Yekaterina takes the grammar book from Juniper and perches daintily on a stool next to me so that I can see the book. She then proceeds to try to teach me the intricacies of the genitive case when used with numbers, which is one of the more complicated aspects of Russian grammar. Between pinpricks from the incompetent maids—are those blood drops on the fabric?!—and the infernal July heat, I am sour and unable to focus, although Yekaterina is being uncharacteristically congenial. Indeed, Yekaterina's unusual kindness and patience are all that makes this remotely bearable. She must be plotting something.

"No, no, not like dat!" Yekaterina exclaims suddenly, interrupting herself mid-explanation of zero-ending genitive plural to take a piece a fabric from a particularly hapless maid and pinning it--without stabbing me!--so that it drapes around me more becomingly. "Aerys lovely flower, and ve must make her bloom on vedding day. Show her off, not hide her."
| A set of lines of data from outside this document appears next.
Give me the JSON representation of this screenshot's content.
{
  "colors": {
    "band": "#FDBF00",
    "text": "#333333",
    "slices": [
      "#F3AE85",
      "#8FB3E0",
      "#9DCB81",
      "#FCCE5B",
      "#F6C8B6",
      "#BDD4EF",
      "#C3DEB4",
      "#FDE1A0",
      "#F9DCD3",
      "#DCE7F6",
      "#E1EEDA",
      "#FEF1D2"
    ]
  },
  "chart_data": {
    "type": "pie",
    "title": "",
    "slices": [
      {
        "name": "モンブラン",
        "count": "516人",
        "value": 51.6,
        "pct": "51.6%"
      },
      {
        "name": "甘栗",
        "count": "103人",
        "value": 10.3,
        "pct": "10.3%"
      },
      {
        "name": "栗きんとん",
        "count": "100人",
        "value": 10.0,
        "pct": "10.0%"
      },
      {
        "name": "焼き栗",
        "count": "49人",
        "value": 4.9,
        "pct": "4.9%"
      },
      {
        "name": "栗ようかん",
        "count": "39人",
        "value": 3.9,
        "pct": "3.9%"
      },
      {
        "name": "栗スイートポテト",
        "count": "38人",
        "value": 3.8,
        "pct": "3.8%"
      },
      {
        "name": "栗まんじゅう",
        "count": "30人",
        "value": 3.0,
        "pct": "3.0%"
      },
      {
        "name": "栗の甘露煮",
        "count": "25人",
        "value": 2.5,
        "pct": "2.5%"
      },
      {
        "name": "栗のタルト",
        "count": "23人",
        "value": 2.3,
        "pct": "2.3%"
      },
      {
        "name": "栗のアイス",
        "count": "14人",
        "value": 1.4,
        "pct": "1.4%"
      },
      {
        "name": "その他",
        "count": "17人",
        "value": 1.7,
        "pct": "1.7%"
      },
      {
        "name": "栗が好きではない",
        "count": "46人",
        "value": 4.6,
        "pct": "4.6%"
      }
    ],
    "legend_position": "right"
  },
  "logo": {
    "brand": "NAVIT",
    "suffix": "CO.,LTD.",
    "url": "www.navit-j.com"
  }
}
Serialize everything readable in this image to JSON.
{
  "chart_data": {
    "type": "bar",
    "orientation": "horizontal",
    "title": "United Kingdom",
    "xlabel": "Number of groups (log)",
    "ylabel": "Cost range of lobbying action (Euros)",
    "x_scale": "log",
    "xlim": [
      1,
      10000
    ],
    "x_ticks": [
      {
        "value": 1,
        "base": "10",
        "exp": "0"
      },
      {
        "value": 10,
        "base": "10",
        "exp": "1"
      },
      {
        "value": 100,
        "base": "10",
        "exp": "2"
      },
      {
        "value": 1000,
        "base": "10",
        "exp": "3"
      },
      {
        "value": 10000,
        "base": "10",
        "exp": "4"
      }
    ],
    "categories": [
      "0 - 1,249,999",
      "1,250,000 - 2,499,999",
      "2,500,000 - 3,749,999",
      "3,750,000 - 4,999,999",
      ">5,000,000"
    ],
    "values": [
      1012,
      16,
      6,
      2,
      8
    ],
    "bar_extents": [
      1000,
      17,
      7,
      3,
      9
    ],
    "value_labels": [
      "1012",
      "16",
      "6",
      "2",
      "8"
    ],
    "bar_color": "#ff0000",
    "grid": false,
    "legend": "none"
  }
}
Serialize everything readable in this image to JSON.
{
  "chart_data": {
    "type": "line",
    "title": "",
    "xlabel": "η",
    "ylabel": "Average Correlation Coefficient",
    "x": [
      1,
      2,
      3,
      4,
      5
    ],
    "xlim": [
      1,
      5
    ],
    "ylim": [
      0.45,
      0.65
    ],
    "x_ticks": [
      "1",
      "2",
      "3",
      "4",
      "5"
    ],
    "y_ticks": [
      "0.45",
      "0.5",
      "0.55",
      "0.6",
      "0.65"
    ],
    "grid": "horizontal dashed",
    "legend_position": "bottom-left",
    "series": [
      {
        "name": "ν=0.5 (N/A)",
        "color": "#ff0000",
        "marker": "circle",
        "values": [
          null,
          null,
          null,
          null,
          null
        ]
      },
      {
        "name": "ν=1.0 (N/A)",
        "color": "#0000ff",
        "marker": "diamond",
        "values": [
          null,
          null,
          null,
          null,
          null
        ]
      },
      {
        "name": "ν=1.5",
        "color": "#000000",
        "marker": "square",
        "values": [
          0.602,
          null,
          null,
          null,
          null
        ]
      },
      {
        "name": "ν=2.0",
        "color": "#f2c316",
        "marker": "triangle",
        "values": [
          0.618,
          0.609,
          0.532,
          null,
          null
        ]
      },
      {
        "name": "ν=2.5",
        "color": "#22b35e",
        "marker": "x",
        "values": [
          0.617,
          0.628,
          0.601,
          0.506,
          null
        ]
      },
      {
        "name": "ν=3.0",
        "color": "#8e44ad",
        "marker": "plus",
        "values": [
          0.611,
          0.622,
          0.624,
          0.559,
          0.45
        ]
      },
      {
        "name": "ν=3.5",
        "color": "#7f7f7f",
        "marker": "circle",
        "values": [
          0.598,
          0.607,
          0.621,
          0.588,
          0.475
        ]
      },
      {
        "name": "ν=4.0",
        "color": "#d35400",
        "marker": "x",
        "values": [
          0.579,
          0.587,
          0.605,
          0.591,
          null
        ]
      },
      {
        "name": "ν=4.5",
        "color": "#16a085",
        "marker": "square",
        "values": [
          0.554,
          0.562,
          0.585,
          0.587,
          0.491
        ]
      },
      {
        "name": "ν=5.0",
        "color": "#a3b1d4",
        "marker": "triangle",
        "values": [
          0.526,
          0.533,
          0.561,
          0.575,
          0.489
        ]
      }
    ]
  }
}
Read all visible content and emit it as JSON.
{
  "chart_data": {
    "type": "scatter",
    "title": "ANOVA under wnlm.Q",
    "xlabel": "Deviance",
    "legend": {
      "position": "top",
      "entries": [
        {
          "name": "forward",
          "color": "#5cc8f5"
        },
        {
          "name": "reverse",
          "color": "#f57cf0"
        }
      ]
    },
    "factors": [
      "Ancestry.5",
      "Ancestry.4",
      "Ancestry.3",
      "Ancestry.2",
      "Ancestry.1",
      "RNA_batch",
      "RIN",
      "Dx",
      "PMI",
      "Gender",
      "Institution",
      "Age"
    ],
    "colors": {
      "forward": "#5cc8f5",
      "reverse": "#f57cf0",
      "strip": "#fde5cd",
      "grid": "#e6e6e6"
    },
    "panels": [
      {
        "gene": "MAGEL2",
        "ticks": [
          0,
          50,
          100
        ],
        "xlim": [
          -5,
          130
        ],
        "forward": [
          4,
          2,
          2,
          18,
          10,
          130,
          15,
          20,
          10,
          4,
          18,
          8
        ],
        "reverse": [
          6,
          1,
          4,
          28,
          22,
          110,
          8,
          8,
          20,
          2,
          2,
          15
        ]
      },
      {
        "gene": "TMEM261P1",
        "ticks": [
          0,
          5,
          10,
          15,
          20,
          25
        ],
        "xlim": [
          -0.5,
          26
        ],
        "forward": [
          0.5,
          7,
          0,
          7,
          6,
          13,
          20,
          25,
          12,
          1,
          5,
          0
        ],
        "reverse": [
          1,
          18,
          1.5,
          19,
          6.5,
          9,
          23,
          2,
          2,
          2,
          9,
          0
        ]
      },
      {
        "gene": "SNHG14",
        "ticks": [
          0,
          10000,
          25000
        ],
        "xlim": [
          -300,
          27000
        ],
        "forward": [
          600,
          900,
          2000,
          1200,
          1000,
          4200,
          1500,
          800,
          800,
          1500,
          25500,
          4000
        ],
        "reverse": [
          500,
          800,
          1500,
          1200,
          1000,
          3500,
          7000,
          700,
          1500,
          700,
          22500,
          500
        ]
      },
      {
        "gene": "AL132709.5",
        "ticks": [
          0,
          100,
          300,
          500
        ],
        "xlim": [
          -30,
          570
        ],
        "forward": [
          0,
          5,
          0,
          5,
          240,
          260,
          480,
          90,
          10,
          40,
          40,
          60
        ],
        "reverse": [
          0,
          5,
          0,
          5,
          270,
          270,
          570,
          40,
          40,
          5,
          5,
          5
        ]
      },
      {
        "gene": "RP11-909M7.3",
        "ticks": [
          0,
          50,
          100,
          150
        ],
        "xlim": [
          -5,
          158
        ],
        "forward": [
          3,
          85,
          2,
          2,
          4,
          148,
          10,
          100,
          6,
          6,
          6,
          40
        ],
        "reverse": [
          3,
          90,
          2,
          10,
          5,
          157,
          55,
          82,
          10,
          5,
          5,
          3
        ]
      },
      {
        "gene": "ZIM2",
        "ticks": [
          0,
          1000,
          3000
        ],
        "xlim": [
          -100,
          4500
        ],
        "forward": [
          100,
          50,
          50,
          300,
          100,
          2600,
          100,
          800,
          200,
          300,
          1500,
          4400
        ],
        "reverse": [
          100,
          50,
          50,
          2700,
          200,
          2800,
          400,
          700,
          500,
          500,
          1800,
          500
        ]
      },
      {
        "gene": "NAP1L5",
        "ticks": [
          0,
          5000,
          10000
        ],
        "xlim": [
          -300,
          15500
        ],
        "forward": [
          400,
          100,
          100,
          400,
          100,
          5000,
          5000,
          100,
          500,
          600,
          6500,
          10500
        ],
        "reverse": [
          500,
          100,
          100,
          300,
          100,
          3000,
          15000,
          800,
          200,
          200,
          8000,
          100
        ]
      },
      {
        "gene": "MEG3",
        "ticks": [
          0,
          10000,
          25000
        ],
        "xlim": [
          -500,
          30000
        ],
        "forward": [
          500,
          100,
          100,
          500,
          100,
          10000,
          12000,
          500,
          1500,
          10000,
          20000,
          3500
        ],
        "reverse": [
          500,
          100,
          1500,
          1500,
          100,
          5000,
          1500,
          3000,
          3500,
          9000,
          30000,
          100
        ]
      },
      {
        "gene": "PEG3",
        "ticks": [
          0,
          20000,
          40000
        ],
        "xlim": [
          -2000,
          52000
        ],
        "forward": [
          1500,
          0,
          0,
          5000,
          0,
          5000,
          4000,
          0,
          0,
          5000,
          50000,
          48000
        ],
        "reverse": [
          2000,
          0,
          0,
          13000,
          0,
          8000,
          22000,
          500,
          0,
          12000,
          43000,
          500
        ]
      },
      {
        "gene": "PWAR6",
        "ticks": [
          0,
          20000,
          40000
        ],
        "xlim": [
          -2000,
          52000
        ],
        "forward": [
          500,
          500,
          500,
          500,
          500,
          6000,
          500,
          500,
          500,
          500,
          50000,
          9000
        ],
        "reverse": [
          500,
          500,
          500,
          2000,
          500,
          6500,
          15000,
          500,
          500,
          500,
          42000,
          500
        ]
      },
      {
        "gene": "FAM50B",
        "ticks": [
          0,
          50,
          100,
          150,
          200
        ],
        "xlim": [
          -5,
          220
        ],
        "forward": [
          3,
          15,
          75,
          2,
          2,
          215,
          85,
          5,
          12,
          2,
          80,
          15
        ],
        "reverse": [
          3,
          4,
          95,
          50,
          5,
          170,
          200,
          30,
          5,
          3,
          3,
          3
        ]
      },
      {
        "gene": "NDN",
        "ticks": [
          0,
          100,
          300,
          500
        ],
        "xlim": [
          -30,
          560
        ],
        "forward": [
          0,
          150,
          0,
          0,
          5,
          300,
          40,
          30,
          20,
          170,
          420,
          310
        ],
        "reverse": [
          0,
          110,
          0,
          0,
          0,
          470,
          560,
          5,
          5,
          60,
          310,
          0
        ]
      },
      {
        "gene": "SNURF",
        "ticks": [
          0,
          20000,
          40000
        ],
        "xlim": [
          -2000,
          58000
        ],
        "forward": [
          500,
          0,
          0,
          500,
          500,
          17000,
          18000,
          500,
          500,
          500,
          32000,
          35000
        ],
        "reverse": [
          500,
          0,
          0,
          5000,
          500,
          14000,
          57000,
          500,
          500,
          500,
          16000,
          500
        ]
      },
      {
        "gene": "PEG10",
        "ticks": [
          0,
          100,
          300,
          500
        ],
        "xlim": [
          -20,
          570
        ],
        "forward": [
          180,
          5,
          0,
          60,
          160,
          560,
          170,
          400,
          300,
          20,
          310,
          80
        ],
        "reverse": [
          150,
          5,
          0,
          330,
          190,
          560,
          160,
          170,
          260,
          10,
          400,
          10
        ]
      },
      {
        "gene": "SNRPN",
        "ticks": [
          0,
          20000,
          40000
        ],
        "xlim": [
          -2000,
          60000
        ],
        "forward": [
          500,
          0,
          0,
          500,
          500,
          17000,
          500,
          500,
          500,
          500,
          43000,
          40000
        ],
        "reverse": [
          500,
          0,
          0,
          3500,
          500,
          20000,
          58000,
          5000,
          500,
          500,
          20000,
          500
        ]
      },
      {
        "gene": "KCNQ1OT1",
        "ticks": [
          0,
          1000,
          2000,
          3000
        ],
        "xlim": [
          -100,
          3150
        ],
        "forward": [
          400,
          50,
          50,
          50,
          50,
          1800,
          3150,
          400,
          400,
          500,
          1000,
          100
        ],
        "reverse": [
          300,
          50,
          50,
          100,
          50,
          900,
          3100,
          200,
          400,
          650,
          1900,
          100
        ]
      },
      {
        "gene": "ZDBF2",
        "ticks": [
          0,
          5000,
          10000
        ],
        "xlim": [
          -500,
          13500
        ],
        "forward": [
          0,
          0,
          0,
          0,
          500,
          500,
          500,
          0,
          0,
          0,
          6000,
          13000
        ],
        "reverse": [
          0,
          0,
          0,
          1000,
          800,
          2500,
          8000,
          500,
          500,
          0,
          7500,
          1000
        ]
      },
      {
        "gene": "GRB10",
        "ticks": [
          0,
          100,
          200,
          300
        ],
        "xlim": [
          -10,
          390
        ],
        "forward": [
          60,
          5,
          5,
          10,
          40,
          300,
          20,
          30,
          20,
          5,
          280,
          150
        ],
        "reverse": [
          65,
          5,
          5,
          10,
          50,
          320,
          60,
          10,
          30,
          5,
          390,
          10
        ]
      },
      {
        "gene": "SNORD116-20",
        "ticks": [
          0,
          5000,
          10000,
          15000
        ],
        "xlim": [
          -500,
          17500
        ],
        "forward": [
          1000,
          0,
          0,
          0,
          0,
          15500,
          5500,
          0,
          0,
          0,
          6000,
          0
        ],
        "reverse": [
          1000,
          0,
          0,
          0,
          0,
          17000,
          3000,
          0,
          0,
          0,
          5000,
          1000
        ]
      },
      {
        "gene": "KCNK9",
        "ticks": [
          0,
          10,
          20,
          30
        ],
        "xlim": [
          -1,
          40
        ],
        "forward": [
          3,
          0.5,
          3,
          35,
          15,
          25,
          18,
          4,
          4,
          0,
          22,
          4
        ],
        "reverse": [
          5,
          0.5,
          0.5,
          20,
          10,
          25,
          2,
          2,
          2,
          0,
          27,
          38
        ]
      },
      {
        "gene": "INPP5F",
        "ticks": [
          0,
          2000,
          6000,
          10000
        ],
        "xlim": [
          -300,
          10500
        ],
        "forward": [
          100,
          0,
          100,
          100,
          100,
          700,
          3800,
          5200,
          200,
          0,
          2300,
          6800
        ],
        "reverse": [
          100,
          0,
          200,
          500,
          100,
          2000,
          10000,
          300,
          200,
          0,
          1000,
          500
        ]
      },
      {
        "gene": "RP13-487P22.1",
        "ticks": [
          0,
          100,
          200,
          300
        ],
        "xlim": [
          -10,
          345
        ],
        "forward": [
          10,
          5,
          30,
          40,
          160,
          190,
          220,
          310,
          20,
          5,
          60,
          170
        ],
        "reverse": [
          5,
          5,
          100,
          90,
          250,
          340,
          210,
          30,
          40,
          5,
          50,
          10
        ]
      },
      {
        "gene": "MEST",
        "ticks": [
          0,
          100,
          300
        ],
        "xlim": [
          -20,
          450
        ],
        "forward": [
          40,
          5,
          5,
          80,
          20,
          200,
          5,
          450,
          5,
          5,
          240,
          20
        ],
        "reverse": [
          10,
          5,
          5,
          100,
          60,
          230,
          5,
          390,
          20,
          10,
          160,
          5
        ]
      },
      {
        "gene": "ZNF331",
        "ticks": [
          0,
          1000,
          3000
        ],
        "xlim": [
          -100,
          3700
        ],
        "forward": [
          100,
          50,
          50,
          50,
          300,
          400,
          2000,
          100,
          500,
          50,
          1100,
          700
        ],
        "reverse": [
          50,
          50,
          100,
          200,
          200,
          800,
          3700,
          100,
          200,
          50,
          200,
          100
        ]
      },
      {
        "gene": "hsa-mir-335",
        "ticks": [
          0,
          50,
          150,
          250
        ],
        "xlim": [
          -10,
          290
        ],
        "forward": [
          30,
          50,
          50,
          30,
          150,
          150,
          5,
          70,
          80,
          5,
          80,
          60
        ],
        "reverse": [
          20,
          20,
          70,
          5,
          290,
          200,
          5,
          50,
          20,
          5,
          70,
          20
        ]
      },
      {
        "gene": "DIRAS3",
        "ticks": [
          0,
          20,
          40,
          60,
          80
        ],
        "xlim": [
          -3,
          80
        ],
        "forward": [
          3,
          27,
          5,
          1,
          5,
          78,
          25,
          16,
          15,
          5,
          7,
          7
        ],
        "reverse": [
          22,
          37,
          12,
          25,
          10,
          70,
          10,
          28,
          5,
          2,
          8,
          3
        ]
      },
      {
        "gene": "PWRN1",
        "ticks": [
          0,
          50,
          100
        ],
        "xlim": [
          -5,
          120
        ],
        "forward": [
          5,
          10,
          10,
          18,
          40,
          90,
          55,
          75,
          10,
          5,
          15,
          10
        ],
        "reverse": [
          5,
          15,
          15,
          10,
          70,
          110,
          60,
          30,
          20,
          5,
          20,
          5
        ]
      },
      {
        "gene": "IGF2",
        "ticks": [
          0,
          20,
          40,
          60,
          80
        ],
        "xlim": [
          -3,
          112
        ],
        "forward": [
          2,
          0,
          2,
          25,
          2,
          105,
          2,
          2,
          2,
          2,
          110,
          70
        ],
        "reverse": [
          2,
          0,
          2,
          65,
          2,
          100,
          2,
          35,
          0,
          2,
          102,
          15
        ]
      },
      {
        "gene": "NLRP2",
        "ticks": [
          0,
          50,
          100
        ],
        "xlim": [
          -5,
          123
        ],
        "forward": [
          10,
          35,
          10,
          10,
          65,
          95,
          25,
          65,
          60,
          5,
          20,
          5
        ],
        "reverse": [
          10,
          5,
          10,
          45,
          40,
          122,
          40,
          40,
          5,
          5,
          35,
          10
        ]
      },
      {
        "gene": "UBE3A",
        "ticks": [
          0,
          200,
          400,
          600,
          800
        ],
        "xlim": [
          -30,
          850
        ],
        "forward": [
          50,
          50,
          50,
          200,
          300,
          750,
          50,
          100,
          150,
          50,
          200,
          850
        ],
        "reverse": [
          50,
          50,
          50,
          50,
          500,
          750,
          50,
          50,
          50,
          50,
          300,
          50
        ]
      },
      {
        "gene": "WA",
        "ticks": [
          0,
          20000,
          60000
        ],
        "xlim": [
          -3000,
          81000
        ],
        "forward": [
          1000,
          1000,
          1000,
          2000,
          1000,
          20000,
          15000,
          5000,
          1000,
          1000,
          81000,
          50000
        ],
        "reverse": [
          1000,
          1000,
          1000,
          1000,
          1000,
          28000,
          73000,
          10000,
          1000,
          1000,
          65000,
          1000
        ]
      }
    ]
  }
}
"Why, thank you, Yekaterina. That does look nice," I smile, admiring her handiwork in the conveniently placed looking-glasses around the room. What she did with the fabric really does look much better than what the maid was doing with it. Although she is arrogant and vain and sometimes lacking in intelligence, she has an uncanny ability to design clothing and decorations and an unerring instinct to find what looks best in any situation. "You have great talent. I don't suppose it would be possible for you to design fashions professionally?"

Yekaterina looks confused, and so I repeat the question in halting Russian. She frowns and shakes her head, a flash of pain in her eyes. Oops. I didn't intend for that. It goes against my whole "kill her with kindness" scheme.